Things expand again, as Dre—initially only passingly familiar with the history of Juneteenth—himself learns more about the holiday. And his education on the matter finally culminates in another musical interlude, this one Hamilton-esque, set in the 1800s, featuring all of the Johnsons as they likely would have been at the time: enslaved. The songs, “We Built This” and “Juneteenth,” are gospel-inflected, and their lyrics, in the manner of the ones created by Lin-Manuel Miranda, are by turns rousing and gutting. (As the Johnsons of the 1800s dream of a better future: “I’m gonna take a vacation, and when I’m gone / They won’t burn crosses on my lawn.”) The choreography features both freestyle dancing and coordinated gestures of bondage. In the final scene from the 19th century, Dre rips off his vest to reveal a decidedly modern T-shirt underneath. “I am my ancestors’ wildest dreams,” it reads.
“Juneteenth: The Musical” in one way follows the tradition of “Lemons,” “The Word,” “Please Don’t Ask, Please Don’t Tell,” and “Hope”—other Black-ish episodes that have abandoned the traditional insularity of the sitcom to grapple directly with the issues affecting viewers’ lives. “Juneteenth: The Musical,” however, is the show’s most ambitious yet—its most powerful reminder of what television can do when it chooses explicit argument over soft escapism.
Kenya Barris, Black-ish’s creator and showrunner, recently described his show’s upcoming season premiere as a “historically significant think-piece” that, in ways both strident and subtle, highlights the hypocrisy of American memory. “If that was the last day when slavery ended in the United States,” Barris said of Juneteenth, “isn’t that really Independence Day? How can we honestly have independence before everyone’s independent, everyone’s free?”
That question is repeated, almost verbatim, by Dre, in the fourth-season premiere. It’s an idea that infuses the episode as it moves from the school auditorium to the office conference room to the cotton fields—an education about, and an indictment of, American history contained within 22 minutes of primetime television comedy. What does “honestly” really mean, the episode asks, when applied to history? What does “independence” really mean? “Even when we were free, we weren’t free,” Dre tells his co-worker, and the rest of the episode proves his point.
The episode ends with a meaningful twist—another way Black-ish has chosen to forego soothing comedy in favor of making a point. As an image of an American flag, red, white, and blue, fades to black and white, a voiceover reminds viewers that it wasn’t until 2009 that the United States officially apologized for slavery.
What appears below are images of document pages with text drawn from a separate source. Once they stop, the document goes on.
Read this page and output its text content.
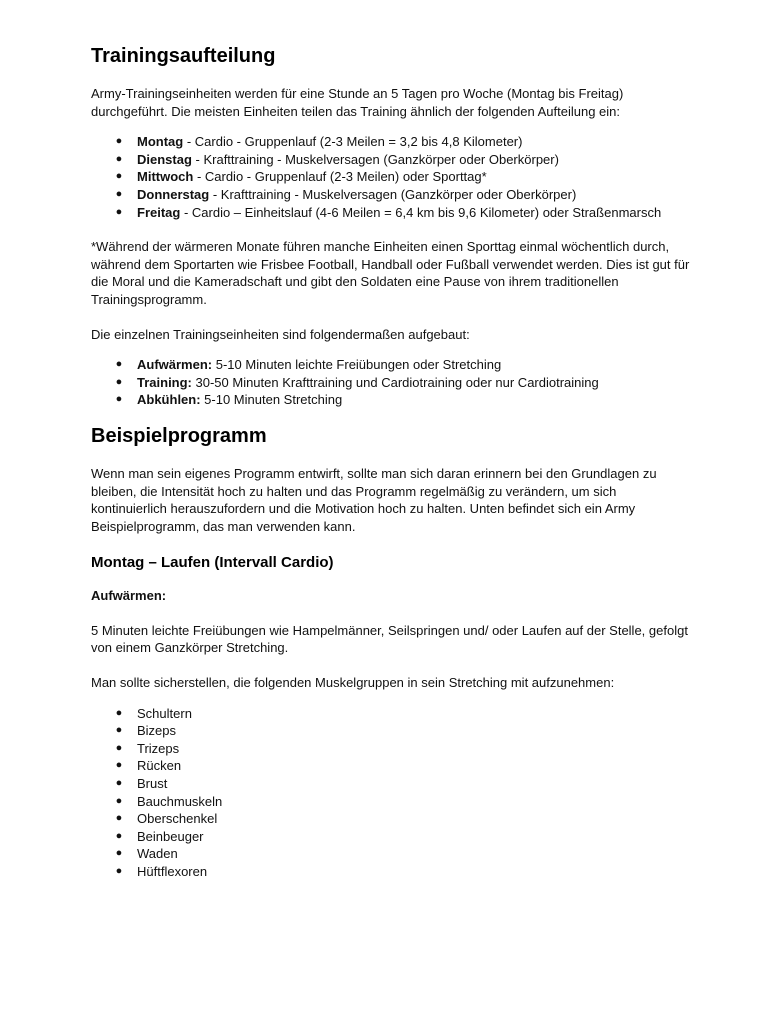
Trainingsaufteilung

Army-Trainingseinheiten werden für eine Stunde an 5 Tagen pro Woche (Montag bis Freitag) durchgeführt. Die meisten Einheiten teilen das Training ähnlich der folgenden Aufteilung ein:

● Montag - Cardio - Gruppenlauf (2-3 Meilen = 3,2 bis 4,8 Kilometer)
● Dienstag - Krafttraining - Muskelversagen (Ganzkörper oder Oberkörper)
● Mittwoch - Cardio - Gruppenlauf (2-3 Meilen) oder Sporttag*
● Donnerstag - Krafttraining - Muskelversagen (Ganzkörper oder Oberkörper)
● Freitag - Cardio – Einheitslauf (4-6 Meilen = 6,4 km bis 9,6 Kilometer) oder Straßenmarsch

*Während der wärmeren Monate führen manche Einheiten einen Sporttag einmal wöchentlich durch, während dem Sportarten wie Frisbee Football, Handball oder Fußball verwendet werden. Dies ist gut für die Moral und die Kameradschaft und gibt den Soldaten eine Pause von ihrem traditionellen Trainingsprogramm.

Die einzelnen Trainingseinheiten sind folgendermaßen aufgebaut:

● Aufwärmen: 5-10 Minuten leichte Freiübungen oder Stretching
● Training: 30-50 Minuten Krafttraining und Cardiotraining oder nur Cardiotraining
● Abkühlen: 5-10 Minuten Stretching
Beispielprogramm

Wenn man sein eigenes Programm entwirft, sollte man sich daran erinnern bei den Grundlagen zu bleiben, die Intensität hoch zu halten und das Programm regelmäßig zu verändern, um sich kontinuierlich herauszufordern und die Motivation hoch zu halten. Unten befindet sich ein Army Beispielprogramm, das man verwenden kann.

Montag – Laufen (Intervall Cardio)

Aufwärmen:

5 Minuten leichte Freiübungen wie Hampelmänner, Seilspringen und/ oder Laufen auf der Stelle, gefolgt von einem Ganzkörper Stretching.

Man sollte sicherstellen, die folgenden Muskelgruppen in sein Stretching mit aufzunehmen:

● Schultern
● Bizeps
● Trizeps
● Rücken
● Brust
● Bauchmuskeln
● Oberschenkel
● Beinbeuger
● Waden
● Hüftflexoren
S.Con.Res. 26—Black-ish’s camera pans across the document’s text—acknowledged that “the system of slavery and the visceral racism against people of African descent upon which it depended became enmeshed in the social fabric of the United States.” It called “on all people of the United States to work toward eliminating racial prejudices, injustices, and discrimination from our society.”
But the apology ended—and, thus, “Juneteenth: The Musical” ends—with the following disclaimer, all too revealing in its unapologetic legalism: “Nothing in this resolution (A) authorizes or supports any claim against the United States; or (B) serves as a settlement of any claim against the United States.”